Na Paraíba, as obras incluem restrição de geração renovável variável e a entrada em operação da LT 500 kV Bom Nome II – Santa Luzia II, prevista até agosto de 2030, garantindo segurança operacional e mitigação de sobrecargas.

Em Pernambuco, a substituição de transformadores em SEs como Mirueira, Jaboatão II e Tacaimbó atende ao crescimento de carga, reforçando a confiabilidade da transmissão e prevenindo transferências inviáveis para subestações vizinhas.

Em Alagoas, o reforço do atendimento de carga é feito com a instalação do 4º TR 230/69 kV – 100 MVA na SE Rio Largo II e manutenção de transformadores na SE Maceió II, assegurando confiabilidade até a entrada em operação de expansões futuras da Região Metropolitana de Maceió.

Curtailment e integração renovável

O estudo evidencia que o curtailment da geração eólica e fotovoltaica, concentrado principalmente no período diurno entre 9h e 16h, continua sendo um desafio estrutural. Cortes de energia podem atingir 40 a 50 GW nos cenários críticos, especialmente em fins de semana e feriados, devido à coincidência de alta produção solar e baixa demanda.

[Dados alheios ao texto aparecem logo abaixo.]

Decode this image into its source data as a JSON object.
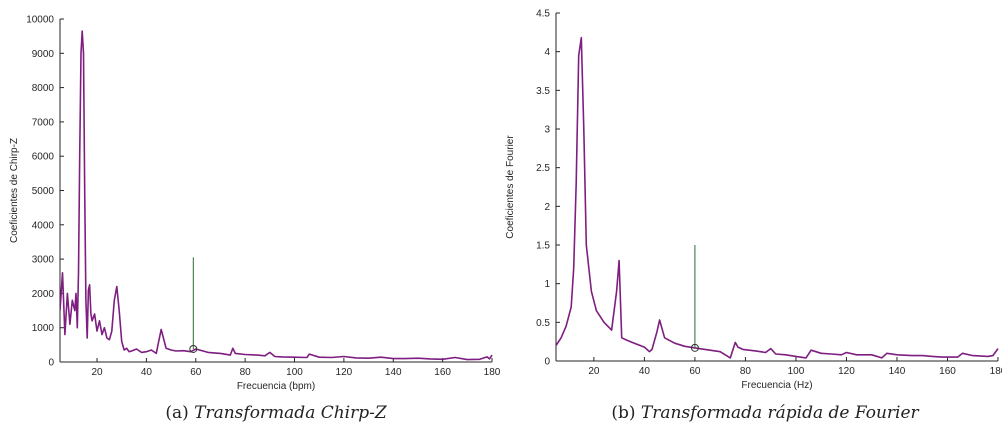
{
  "chart_data": [
    {
      "type": "line",
      "caption_label": "(a)",
      "caption_text": "Transformada Chirp-Z",
      "xlabel": "Frecuencia (bpm)",
      "ylabel": "Coeficientes de Chirp-Z",
      "xlim": [
        5,
        180
      ],
      "ylim": [
        0,
        10000
      ],
      "xticks": [
        20,
        40,
        60,
        80,
        100,
        120,
        140,
        160,
        180
      ],
      "yticks": [
        0,
        1000,
        2000,
        3000,
        4000,
        5000,
        6000,
        7000,
        8000,
        9000,
        10000
      ],
      "grid": false,
      "line_color": "#7e1e80",
      "marker": {
        "x": 59,
        "y": 380,
        "stem_top": 3050,
        "stem_color": "#2e6b2e"
      },
      "series": [
        {
          "x": [
            5,
            6,
            7,
            8,
            9,
            10,
            11,
            11.5,
            12,
            12.5,
            13,
            13.5,
            14,
            14.5,
            15,
            15.5,
            16,
            16.5,
            17,
            17.5,
            18,
            19,
            20,
            21,
            22,
            23,
            24,
            25,
            26,
            27,
            28,
            29,
            30,
            31,
            32,
            33,
            34,
            36,
            38,
            40,
            42,
            44,
            45,
            46,
            48,
            50,
            52,
            55,
            58,
            60,
            65,
            70,
            74,
            75,
            76,
            80,
            85,
            88,
            90,
            92,
            95,
            100,
            105,
            106,
            110,
            115,
            120,
            125,
            130,
            135,
            140,
            145,
            150,
            155,
            160,
            165,
            170,
            175,
            178,
            179,
            180
          ],
          "y": [
            1500,
            2600,
            800,
            2000,
            1100,
            1800,
            1500,
            2000,
            1000,
            2600,
            6000,
            9000,
            9650,
            9000,
            5000,
            1800,
            700,
            2100,
            2250,
            1400,
            1200,
            1400,
            900,
            1200,
            800,
            1000,
            700,
            650,
            900,
            1800,
            2200,
            1500,
            600,
            350,
            400,
            300,
            320,
            380,
            280,
            300,
            350,
            250,
            600,
            950,
            400,
            350,
            320,
            330,
            300,
            380,
            280,
            250,
            200,
            400,
            250,
            220,
            200,
            180,
            280,
            160,
            150,
            140,
            130,
            230,
            140,
            130,
            160,
            120,
            110,
            140,
            100,
            100,
            110,
            90,
            80,
            130,
            70,
            80,
            150,
            90,
            200
          ]
        }
      ]
    },
    {
      "type": "line",
      "caption_label": "(b)",
      "caption_text": "Transformada rápida de Fourier",
      "xlabel": "Frecuencia (Hz)",
      "ylabel": "Coeficientes de Fourier",
      "xlim": [
        5,
        180
      ],
      "ylim": [
        0,
        4.5
      ],
      "xticks": [
        20,
        40,
        60,
        80,
        100,
        120,
        140,
        160,
        180
      ],
      "xticklabels": [
        "20",
        "40",
        "60",
        "80",
        "100",
        "120",
        "140",
        "160",
        "180"
      ],
      "yticks": [
        0,
        0.5,
        1,
        1.5,
        2,
        2.5,
        3,
        3.5,
        4,
        4.5
      ],
      "grid": false,
      "line_color": "#7e1e80",
      "marker": {
        "x": 60,
        "y": 0.17,
        "stem_top": 1.5,
        "stem_color": "#2e6b2e"
      },
      "series": [
        {
          "x": [
            5,
            7,
            9,
            11,
            12,
            13,
            14,
            15,
            16,
            17,
            19,
            21,
            24,
            27,
            29,
            30,
            31,
            33,
            36,
            40,
            42,
            43,
            45,
            46,
            48,
            52,
            56,
            60,
            64,
            70,
            74,
            76,
            77,
            79,
            84,
            88,
            90,
            92,
            96,
            100,
            104,
            106,
            110,
            114,
            118,
            120,
            124,
            130,
            134,
            136,
            140,
            146,
            150,
            154,
            158,
            160,
            164,
            166,
            170,
            176,
            178,
            180
          ],
          "y": [
            0.2,
            0.3,
            0.45,
            0.7,
            1.2,
            2.3,
            3.95,
            4.18,
            3.0,
            1.5,
            0.9,
            0.65,
            0.5,
            0.4,
            0.9,
            1.3,
            0.3,
            0.27,
            0.23,
            0.18,
            0.12,
            0.15,
            0.38,
            0.53,
            0.3,
            0.23,
            0.19,
            0.17,
            0.15,
            0.12,
            0.04,
            0.24,
            0.18,
            0.15,
            0.13,
            0.11,
            0.16,
            0.09,
            0.08,
            0.06,
            0.04,
            0.14,
            0.1,
            0.09,
            0.08,
            0.11,
            0.08,
            0.08,
            0.04,
            0.1,
            0.08,
            0.07,
            0.07,
            0.06,
            0.05,
            0.05,
            0.05,
            0.1,
            0.07,
            0.06,
            0.07,
            0.16
          ]
        }
      ]
    }
  ]
}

A simples inserção de novas cargas, como 4 GW de grandes consumidores, reduz apenas cerca de 800 MW médios, confirmando que a redução de cortes é limitada. A expansão acelerada da MMGD e da geração fotovoltaica centralizada, superior ao crescimento da demanda diurna, tende a gerar excedente estrutural, exigindo políticas públicas, subsídios e mecanismos de incentivo para racionalizar o uso da energia renovável e garantir eficiência operativa.

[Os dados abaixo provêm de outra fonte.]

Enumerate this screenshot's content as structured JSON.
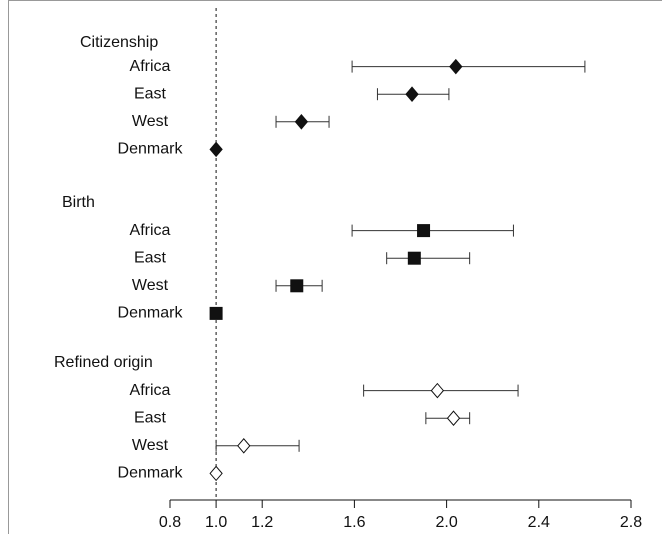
{
  "chart_data": {
    "type": "forest",
    "xlim": [
      0.8,
      2.8
    ],
    "xticks": [
      0.8,
      {
        "value": 1,
        "label": "1.0"
      },
      1.2,
      1.6,
      {
        "value": 2,
        "label": "2.0"
      },
      2.4,
      2.8
    ],
    "reference_line": 1,
    "series": [
      {
        "name": "Citizenship",
        "marker": "diamond",
        "color": "#111111",
        "categories": [
          "Africa",
          "East",
          "West",
          "Denmark"
        ],
        "values": [
          2.04,
          1.85,
          1.37,
          1.0
        ],
        "lower": [
          1.59,
          1.7,
          1.26,
          null
        ],
        "upper": [
          2.6,
          2.01,
          1.49,
          null
        ]
      },
      {
        "name": "Birth",
        "marker": "square",
        "color": "#111111",
        "categories": [
          "Africa",
          "East",
          "West",
          "Denmark"
        ],
        "values": [
          1.9,
          1.86,
          1.35,
          1.0
        ],
        "lower": [
          1.59,
          1.74,
          1.26,
          null
        ],
        "upper": [
          2.29,
          2.1,
          1.46,
          null
        ]
      },
      {
        "name": "Refined origin",
        "marker": "hollow-diamond",
        "color": "#ffffff",
        "categories": [
          "Africa",
          "East",
          "West",
          "Denmark"
        ],
        "values": [
          1.96,
          2.03,
          1.12,
          1.0
        ],
        "lower": [
          1.64,
          1.91,
          1.0,
          null
        ],
        "upper": [
          2.31,
          2.1,
          1.36,
          null
        ]
      }
    ]
  }
}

Os limites de intercâmbio entre os subsistemas do SIN também terão aumentos estratégicos. A transferência da energia do Nordeste para Sudeste/Centro-Oeste passa de 18,5 GW em janeiro de 2026 para 23 GW em janeiro de 2030, enquanto o limite de recebimento do Sudeste a partir das regiões Norte/Nordeste evoluirá de 11,4 GW para 13,5 GW no mesmo período. A interligação Sul–Sudeste/Centro-Oeste será reforçada com a entrada de novos circuitos de 500 kV e a instalação do Bipolo Graça Aranha de ±800 kV com capacidade de 5.000 MW, conectando Maranhão e Goiás.